В отличие от социально заостренной проблематики предыдущих романов Грэма Грина Брайтонский леденец на первый взгляд кажется несколько мелодраматичным, что и было почти единодушно признано англоязычной критикой.

Религиозная мелодрама — так назвал свою рецензию на этот роман американский критик Б. Дэйвенпорт. Таков был и его общий приговор произведению, психологическая характеристика      героев которого представлялась автору рецензии отнюдь не убедительной.

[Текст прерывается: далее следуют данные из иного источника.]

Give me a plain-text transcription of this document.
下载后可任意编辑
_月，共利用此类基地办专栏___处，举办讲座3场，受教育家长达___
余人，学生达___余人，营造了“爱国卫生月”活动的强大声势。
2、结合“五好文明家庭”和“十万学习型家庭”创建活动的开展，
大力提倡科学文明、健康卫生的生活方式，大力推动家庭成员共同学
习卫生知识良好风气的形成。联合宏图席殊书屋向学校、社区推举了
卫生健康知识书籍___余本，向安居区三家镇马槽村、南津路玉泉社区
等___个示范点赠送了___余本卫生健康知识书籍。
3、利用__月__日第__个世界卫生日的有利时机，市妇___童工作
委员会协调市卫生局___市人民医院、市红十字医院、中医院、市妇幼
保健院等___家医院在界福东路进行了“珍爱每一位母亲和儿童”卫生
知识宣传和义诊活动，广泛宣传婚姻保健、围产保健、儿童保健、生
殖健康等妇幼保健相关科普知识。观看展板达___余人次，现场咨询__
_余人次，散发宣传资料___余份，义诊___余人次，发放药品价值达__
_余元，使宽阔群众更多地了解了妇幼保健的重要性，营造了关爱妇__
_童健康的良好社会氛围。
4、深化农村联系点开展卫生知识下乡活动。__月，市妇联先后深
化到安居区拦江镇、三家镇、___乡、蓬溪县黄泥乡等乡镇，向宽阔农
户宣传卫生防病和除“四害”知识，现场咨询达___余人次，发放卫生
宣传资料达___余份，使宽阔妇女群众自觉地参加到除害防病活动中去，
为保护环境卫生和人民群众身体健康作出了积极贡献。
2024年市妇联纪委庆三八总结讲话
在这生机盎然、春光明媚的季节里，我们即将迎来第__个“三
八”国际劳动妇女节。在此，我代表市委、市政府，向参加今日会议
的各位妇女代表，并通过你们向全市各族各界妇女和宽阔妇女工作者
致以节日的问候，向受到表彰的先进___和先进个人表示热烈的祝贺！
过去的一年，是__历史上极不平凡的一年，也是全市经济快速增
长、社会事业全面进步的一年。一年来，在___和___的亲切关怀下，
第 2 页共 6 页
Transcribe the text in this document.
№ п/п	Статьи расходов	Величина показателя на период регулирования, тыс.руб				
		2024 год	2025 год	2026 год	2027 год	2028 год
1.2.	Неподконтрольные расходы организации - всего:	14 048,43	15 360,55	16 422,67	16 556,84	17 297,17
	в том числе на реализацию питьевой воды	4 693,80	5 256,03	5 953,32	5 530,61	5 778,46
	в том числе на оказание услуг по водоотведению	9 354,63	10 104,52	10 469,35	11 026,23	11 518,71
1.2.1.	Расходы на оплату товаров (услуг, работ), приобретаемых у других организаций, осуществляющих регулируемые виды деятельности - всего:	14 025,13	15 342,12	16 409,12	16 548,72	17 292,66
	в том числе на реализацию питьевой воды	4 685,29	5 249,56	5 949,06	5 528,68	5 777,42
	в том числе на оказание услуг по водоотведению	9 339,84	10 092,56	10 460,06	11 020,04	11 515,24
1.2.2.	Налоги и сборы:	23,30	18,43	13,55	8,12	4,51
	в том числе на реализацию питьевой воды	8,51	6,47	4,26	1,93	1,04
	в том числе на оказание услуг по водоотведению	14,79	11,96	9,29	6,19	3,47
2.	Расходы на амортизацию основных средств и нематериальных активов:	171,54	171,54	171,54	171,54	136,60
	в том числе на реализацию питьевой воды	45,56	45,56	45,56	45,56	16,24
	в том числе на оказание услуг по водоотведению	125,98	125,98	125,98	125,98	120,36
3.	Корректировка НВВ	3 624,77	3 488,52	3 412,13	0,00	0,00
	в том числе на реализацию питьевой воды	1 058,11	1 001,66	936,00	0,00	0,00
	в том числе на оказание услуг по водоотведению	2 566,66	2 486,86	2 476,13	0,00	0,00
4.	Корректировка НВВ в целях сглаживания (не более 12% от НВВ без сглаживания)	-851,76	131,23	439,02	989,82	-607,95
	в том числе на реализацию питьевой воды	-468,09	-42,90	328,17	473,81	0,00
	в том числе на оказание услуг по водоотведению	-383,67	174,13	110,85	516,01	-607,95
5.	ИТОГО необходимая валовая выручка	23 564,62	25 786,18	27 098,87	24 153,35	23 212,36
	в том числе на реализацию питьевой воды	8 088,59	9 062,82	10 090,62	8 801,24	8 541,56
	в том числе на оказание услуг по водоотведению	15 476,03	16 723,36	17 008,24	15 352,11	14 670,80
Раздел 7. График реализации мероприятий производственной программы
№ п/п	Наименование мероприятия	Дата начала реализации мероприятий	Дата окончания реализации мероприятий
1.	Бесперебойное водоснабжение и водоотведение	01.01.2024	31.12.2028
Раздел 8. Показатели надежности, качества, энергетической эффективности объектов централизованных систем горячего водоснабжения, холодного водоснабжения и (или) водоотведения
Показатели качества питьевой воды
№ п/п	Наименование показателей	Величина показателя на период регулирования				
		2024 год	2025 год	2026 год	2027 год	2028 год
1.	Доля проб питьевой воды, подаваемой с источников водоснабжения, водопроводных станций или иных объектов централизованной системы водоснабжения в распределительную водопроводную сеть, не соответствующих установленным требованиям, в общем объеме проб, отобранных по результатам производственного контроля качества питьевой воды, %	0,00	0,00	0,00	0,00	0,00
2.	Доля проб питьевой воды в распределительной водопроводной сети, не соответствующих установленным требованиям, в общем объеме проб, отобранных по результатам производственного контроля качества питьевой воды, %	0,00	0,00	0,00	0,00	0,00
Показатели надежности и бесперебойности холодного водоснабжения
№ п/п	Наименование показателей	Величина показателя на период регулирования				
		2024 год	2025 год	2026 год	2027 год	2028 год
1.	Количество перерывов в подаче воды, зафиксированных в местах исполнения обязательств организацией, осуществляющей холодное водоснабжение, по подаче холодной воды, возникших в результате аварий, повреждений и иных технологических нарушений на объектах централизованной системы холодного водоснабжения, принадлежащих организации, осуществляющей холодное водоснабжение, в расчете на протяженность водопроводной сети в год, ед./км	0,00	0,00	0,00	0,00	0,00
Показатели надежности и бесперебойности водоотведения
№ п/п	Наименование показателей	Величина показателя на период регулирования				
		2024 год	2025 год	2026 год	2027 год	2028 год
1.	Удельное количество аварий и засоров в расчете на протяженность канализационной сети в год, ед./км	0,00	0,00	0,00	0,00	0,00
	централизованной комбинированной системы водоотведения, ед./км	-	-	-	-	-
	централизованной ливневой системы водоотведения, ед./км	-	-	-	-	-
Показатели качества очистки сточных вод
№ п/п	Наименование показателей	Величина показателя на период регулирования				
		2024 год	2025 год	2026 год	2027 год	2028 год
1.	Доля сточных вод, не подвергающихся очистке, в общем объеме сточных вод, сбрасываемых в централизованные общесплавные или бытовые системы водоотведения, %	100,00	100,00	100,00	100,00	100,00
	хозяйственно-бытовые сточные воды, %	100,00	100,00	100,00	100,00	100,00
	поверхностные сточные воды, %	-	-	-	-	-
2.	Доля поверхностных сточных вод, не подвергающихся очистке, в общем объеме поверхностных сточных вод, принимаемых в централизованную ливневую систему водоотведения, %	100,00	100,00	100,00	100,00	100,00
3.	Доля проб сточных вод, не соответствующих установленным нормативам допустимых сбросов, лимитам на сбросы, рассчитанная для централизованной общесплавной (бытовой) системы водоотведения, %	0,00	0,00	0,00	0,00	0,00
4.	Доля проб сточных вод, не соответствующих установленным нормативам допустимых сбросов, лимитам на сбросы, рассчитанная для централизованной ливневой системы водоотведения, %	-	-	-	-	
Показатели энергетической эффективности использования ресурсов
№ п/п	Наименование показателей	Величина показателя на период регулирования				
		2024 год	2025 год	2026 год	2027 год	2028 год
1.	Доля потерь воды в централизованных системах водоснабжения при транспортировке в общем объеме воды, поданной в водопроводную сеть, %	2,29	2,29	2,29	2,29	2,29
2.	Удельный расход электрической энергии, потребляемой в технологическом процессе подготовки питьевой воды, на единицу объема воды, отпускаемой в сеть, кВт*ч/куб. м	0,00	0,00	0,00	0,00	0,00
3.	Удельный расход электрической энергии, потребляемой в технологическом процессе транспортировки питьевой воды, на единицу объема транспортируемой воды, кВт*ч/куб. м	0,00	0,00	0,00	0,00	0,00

Английская критика отнеслась к роману — значительно мягче. Так. обозреватель Иллюстрированных лондонских новостей, в отличие от американского коллеги, нашел героев романа не просто убедительными, но ужасающе правдивыми, не имеющими ни души, ни сердца. Рецензент из Гардиан высоко оценил роман за внимание а автора к духовным конфликтам, однако упрекнул создателя Брайтонского леденца в том, что тот не бросает читателю якорь в понимании а мотивов поступков героев.

Взгляд отечественных исследователей на роман был несколько иным. Обнаруженный В.В. Ивашевой в романе Брайтонский леденец подтекст является шагом вперед в исследовании творчества Грина. Однако в интерпретации исследовательницы образы Пинки и Айды Арнольд занимают диаметрально противоположные авторской расстановке сил поля. Признавая Аиду носителем подлинной человечности в романе, В.В. Ивашева тем самым опровергает гриновское видение добра и зла, а также нивелирует образ святого грешника, имеющий ключевое значение в творчестве писателя и берущий свое начало от Пинки Брауна.

Шаржированность образа Айды замечает Г.В. Аникин: Ида только и говорит о правоте и справедливости, но все ее поступки эгоистичны, она не способна понять других людей… Ее разумная добродетель оказывается жестокой.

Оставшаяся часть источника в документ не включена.